Perhaps what unsettles us is not the loss itself, but the possibility that we are evolving—toward a different, perhaps more advanced, form of humanity.
Curatorial Note
On “Word: Before the Word” & “Word: After the Word”
Loy Luo’s exploration of “word” transcends the textual. These two interwoven series—Word: Before the Word and Word: After the Word—unfold a philosophical inquiry into language, meaning, and visual embodiment. Rather than treating text as content or calligraphic form, Luo approaches it as an ontological force—a carrier of memory, intuition, and cultural consciousness.
In Word: Before the Word, she traces the primordial impulse to inscribe: a time before language stabilized into symbol, where marks were instinctive gestures bridging the self and the unknown. This series gestures toward a shared ancestral moment—when image and text were not yet distinct, and creation was a metaphysical necessity.

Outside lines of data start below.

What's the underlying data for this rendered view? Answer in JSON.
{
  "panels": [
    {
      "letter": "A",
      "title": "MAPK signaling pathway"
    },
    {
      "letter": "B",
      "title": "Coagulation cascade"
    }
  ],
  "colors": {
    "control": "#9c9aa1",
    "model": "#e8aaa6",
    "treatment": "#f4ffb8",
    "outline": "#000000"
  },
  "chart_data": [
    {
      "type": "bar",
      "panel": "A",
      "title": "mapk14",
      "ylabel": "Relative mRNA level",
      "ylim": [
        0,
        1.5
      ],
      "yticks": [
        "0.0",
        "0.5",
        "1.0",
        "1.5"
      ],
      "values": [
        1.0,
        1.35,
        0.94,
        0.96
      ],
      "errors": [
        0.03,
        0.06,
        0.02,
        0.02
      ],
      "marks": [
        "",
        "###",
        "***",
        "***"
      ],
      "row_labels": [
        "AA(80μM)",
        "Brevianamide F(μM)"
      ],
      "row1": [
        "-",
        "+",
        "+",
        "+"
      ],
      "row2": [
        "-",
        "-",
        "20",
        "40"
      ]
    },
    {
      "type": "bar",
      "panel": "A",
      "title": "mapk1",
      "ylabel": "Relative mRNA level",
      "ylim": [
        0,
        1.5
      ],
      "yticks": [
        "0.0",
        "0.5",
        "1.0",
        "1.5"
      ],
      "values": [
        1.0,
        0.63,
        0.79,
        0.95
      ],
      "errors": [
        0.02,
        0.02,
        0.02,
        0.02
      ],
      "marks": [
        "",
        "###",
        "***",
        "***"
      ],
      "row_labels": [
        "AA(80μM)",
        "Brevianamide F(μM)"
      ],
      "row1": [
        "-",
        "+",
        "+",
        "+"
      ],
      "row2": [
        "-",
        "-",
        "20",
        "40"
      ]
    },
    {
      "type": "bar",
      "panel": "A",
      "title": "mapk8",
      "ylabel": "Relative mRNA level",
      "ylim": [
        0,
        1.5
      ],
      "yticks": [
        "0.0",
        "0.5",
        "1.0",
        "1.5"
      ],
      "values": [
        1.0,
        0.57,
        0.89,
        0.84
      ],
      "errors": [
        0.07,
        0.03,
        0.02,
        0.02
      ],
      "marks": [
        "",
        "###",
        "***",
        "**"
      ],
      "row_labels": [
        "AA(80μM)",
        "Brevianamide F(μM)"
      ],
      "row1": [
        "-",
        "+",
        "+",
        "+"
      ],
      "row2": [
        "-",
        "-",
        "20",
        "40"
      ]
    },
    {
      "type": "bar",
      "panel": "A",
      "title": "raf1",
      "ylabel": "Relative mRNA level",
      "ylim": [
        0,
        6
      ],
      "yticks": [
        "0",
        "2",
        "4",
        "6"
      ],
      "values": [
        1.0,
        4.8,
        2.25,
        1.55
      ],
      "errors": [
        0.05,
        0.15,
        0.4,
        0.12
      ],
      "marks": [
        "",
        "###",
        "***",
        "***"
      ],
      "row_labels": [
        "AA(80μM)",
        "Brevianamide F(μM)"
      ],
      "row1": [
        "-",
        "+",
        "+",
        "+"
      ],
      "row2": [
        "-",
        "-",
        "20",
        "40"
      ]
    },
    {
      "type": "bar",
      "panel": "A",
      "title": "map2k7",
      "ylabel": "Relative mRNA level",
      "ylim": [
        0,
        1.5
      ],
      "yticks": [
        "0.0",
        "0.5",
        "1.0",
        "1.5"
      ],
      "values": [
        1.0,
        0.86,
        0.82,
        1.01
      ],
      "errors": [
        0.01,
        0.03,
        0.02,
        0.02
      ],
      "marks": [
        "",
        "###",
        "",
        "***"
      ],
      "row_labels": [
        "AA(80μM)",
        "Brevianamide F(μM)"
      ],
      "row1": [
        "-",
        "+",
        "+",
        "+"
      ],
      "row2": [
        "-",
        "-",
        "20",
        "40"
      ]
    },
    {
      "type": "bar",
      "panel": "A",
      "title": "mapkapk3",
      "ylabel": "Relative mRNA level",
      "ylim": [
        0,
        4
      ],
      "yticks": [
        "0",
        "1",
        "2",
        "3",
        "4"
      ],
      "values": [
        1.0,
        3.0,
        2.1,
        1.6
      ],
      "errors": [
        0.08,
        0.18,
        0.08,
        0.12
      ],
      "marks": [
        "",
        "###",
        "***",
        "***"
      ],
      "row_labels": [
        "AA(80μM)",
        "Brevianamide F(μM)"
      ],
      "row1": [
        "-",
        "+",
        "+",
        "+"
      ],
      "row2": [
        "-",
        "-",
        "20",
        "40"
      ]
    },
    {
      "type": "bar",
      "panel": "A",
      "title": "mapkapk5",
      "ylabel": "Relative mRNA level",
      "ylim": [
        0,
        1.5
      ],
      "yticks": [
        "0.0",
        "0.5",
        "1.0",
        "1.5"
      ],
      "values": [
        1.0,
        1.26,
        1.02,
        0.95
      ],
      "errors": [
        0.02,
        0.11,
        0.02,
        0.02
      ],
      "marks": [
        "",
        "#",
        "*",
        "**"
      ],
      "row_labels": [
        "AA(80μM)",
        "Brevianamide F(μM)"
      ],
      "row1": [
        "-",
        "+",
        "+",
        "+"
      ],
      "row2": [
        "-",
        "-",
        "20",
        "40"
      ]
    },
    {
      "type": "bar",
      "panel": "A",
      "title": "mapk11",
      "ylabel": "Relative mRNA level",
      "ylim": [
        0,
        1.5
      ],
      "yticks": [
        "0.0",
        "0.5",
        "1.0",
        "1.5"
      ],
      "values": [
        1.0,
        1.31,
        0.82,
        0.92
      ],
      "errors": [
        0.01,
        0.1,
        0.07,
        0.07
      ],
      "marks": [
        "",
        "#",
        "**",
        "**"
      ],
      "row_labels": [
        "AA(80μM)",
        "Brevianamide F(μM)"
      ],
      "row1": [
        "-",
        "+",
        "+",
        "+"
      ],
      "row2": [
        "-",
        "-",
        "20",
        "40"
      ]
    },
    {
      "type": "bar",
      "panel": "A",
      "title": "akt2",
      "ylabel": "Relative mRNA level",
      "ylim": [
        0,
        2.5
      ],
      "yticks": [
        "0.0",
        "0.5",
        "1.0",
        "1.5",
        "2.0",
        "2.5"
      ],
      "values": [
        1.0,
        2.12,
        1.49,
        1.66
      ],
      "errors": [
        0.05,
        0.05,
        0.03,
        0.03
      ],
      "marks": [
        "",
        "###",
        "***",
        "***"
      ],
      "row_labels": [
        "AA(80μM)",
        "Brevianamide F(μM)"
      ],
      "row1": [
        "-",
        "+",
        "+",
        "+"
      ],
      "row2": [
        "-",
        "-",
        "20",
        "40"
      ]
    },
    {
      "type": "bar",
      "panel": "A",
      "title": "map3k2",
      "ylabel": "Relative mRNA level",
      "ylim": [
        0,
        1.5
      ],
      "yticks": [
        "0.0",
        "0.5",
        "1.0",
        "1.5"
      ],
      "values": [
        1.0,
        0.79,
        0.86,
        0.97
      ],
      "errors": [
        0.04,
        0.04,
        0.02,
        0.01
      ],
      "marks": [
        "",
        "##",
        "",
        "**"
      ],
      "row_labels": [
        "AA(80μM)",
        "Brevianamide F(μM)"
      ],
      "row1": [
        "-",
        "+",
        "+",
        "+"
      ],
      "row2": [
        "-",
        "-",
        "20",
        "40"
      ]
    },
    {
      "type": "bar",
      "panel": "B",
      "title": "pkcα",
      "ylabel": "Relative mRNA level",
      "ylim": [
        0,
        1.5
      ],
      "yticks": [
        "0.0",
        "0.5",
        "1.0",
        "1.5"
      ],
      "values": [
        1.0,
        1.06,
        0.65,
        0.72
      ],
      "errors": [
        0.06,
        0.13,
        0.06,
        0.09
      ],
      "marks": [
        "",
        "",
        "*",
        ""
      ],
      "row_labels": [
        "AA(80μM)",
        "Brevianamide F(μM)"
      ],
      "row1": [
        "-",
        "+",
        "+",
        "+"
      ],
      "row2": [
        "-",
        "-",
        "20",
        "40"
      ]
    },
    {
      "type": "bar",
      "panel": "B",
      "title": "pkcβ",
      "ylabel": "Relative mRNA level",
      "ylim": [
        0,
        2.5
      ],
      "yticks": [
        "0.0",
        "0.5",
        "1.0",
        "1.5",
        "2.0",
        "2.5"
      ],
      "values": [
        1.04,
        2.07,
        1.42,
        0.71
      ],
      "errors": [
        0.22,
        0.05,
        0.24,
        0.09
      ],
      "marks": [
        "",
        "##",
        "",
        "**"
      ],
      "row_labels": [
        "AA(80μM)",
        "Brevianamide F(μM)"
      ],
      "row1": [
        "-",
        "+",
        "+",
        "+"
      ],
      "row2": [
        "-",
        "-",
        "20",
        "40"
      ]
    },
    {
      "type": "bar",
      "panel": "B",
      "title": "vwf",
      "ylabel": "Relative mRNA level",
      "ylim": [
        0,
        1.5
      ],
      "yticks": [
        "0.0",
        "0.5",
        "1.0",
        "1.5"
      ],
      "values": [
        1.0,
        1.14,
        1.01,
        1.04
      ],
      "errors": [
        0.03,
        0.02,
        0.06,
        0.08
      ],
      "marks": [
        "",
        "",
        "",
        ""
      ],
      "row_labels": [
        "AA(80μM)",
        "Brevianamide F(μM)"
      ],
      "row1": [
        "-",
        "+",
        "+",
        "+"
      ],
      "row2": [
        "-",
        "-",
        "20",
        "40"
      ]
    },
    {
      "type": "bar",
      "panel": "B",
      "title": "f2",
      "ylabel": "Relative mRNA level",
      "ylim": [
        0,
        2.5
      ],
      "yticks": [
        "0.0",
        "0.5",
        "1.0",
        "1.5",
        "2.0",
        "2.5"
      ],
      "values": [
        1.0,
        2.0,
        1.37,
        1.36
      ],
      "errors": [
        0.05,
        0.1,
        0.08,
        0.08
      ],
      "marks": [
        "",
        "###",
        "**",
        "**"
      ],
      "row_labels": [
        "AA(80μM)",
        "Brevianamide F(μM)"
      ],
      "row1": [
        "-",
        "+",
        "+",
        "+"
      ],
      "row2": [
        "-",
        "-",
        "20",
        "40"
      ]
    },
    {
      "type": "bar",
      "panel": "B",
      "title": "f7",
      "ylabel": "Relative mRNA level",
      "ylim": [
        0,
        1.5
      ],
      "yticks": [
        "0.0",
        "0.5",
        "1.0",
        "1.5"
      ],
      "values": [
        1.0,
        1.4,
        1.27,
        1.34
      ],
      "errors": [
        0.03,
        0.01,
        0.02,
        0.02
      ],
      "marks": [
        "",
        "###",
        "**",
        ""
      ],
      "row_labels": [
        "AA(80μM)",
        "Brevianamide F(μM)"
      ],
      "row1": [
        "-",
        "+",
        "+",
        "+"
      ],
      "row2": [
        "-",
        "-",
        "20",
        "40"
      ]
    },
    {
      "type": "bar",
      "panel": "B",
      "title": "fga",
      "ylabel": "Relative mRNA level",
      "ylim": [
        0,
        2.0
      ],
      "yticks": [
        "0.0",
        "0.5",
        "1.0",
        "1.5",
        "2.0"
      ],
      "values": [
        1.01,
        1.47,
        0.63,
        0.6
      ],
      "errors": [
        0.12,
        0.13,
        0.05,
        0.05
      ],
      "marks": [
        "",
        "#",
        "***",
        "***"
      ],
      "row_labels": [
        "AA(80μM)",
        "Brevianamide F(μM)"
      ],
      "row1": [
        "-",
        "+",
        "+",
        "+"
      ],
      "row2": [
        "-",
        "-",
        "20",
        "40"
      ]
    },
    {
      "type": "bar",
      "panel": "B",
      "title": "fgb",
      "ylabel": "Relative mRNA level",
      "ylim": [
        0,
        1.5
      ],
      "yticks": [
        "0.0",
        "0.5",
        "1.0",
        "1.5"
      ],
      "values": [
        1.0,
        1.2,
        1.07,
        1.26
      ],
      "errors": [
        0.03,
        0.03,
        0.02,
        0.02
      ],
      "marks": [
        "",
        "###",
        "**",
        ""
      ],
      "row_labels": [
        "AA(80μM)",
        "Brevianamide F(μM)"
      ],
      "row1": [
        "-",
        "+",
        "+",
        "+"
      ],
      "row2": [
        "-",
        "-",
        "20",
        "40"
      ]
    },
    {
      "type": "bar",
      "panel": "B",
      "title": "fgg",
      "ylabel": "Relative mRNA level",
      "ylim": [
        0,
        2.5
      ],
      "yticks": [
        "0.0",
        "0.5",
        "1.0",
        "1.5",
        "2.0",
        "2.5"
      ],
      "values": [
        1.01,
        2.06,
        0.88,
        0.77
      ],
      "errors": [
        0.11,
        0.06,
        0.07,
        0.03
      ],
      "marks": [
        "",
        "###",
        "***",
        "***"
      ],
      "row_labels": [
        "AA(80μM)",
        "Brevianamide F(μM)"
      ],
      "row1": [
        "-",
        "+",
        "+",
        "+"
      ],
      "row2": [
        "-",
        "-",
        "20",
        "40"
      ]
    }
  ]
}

Conversely, Word: After the Word imagines a post-linguistic world: a future where human language, once central to consciousness, has been decentered by machine cognition. The fragmented glyphs and veiled inscriptions in her paintings speak of loss, mutation, and resistance. Even when stripped of literal meaning, the word remains present—as a ghostly structure, as trace, as vibration.
Together, the two series form a conceptual continuum. They ask: What remains of the word when meaning disappears? What lies before articulation, and what follows after? In a world shifting between presence and absence, Luo’s works offer both mourning and possibility.